De Vitikin la politique habile
Sut profiter même de ses revers.
Dans un conseil il assemble ses Pairs.
« Seigneurs, dit-il d’un air noble et tranquille,
« Le sort se plaît à nous persécuter ;
« Mais en dépit de la fortune même,
« De quelque espoir j’ose encor me flatter
« Que si les Dieux, par un arrêt suprême,
« Ont résolu la perte des Saxons,
« Soumettons-nous, mes amis, et mourons ;
« Mais n’allons point nous abattre d’avance.
« Le Ciel est juste : il frappe les méchans ;
« Nos ennemis ne sont que des brigands,
« Et notre espoir est dans notre innocence.
« Sans le savoir, peut-être les Alains
« Ne sont venus que pour notre défense.
« Ingénieux dans sa lente vengeance,
« Le Ciel, formant à son gré nos destins,
« Donne le change aux jugemens humains.
« Je vais aller, au danger de ma vie,
« Trouver Hirem dans les murs d’Herminie.

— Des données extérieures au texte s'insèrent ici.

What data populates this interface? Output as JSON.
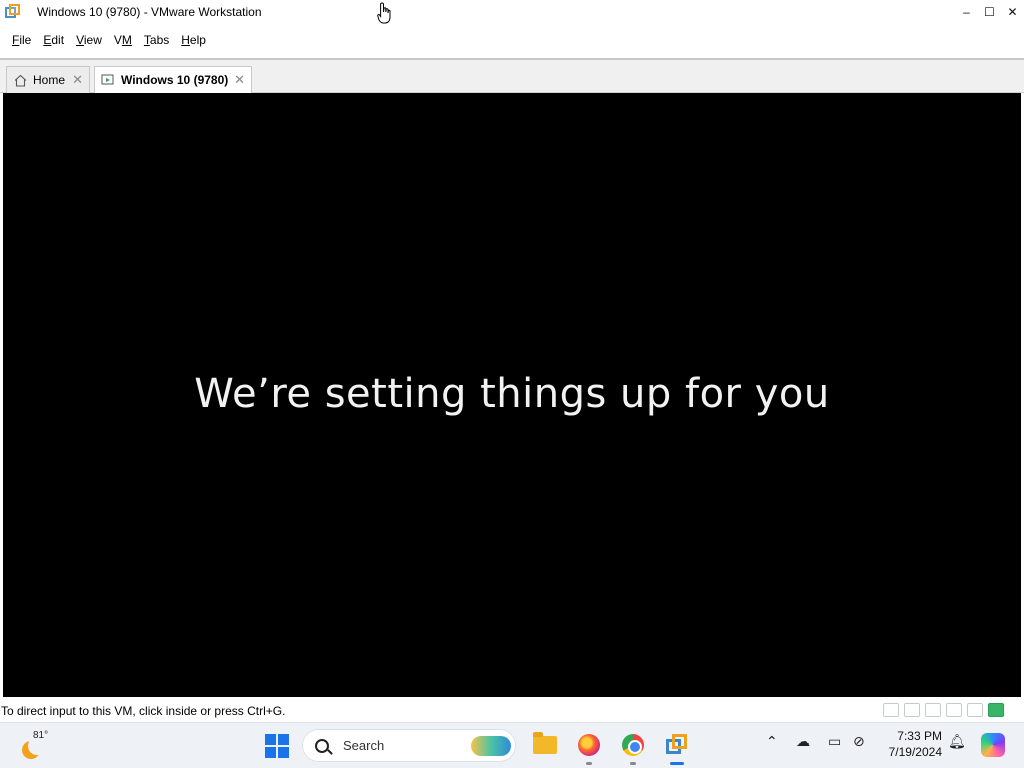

« S’il est hardi, je saurai l’enflammer
« Du noble espoir de venger nos outrages ;
« S’il aime l’or, un brigand doit l’aimer,
« Il me suivra par l’espoir des ravages.
« Les justes Dieux sauront me protéger,
« Et si je meurs, vous saurez me venger ».

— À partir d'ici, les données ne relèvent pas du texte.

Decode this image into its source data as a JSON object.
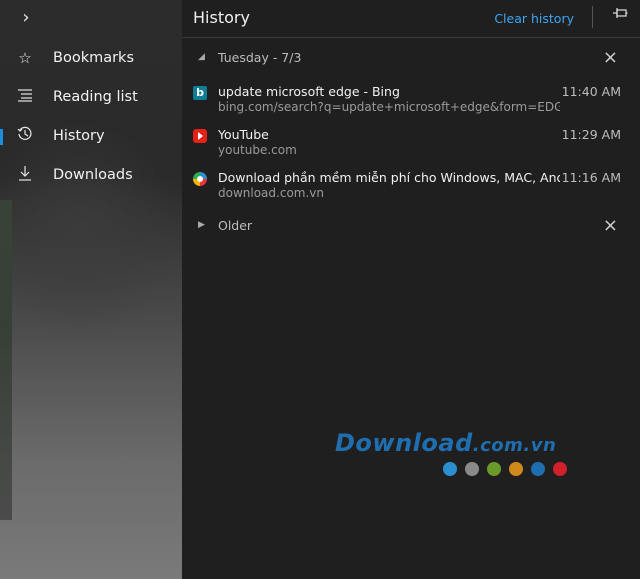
{
  "nav": {
    "toggle_icon": "chevron-right-icon",
    "items": [
      {
        "label": "Bookmarks",
        "icon": "star-icon"
      },
      {
        "label": "Reading list",
        "icon": "reading-list-icon"
      },
      {
        "label": "History",
        "icon": "history-icon",
        "active": true
      },
      {
        "label": "Downloads",
        "icon": "download-icon"
      }
    ]
  },
  "panel": {
    "title": "History",
    "clear_label": "Clear history",
    "pin_icon": "pin-icon"
  },
  "groups": [
    {
      "label": "Tuesday - 7/3",
      "expanded": true,
      "entries": [
        {
          "title": "update microsoft edge - Bing",
          "url": "bing.com/search?q=update+microsoft+edge&form=EDGTCT&qs=",
          "time": "11:40 AM",
          "favicon": "bing-icon"
        },
        {
          "title": "YouTube",
          "url": "youtube.com",
          "time": "11:29 AM",
          "favicon": "youtube-icon"
        },
        {
          "title": "Download phần mềm miễn phí cho Windows, MAC, Android, iOS, W",
          "url": "download.com.vn",
          "time": "11:16 AM",
          "favicon": "download-com-vn-icon"
        }
      ]
    },
    {
      "label": "Older",
      "expanded": false,
      "entries": []
    }
  ],
  "watermark": {
    "text": "Download",
    "suffix": ".com.vn",
    "dot_colors": [
      "#2a8fd0",
      "#8a8a8a",
      "#6a9a2a",
      "#d08a1a",
      "#1f6fb0",
      "#d0202a"
    ]
  },
  "colors": {
    "accent": "#3ea6f5",
    "active_indicator": "#1a8fe0",
    "background": "#1f1f1f"
  }
}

Le lendemain, dès que l’aube naissante
Eut éclairé la terre blanchissante,
Le Roi de Saxe attela ses coursiers,
Et prit au nord le chemin d’Herminie,
Avec un Page et quelques Chevaliers,
Les compagnons des travaux de sa vie.
Le Roi laissa, pour gouverner le camp,
Sa brue Hélène, et son fils Hydamant.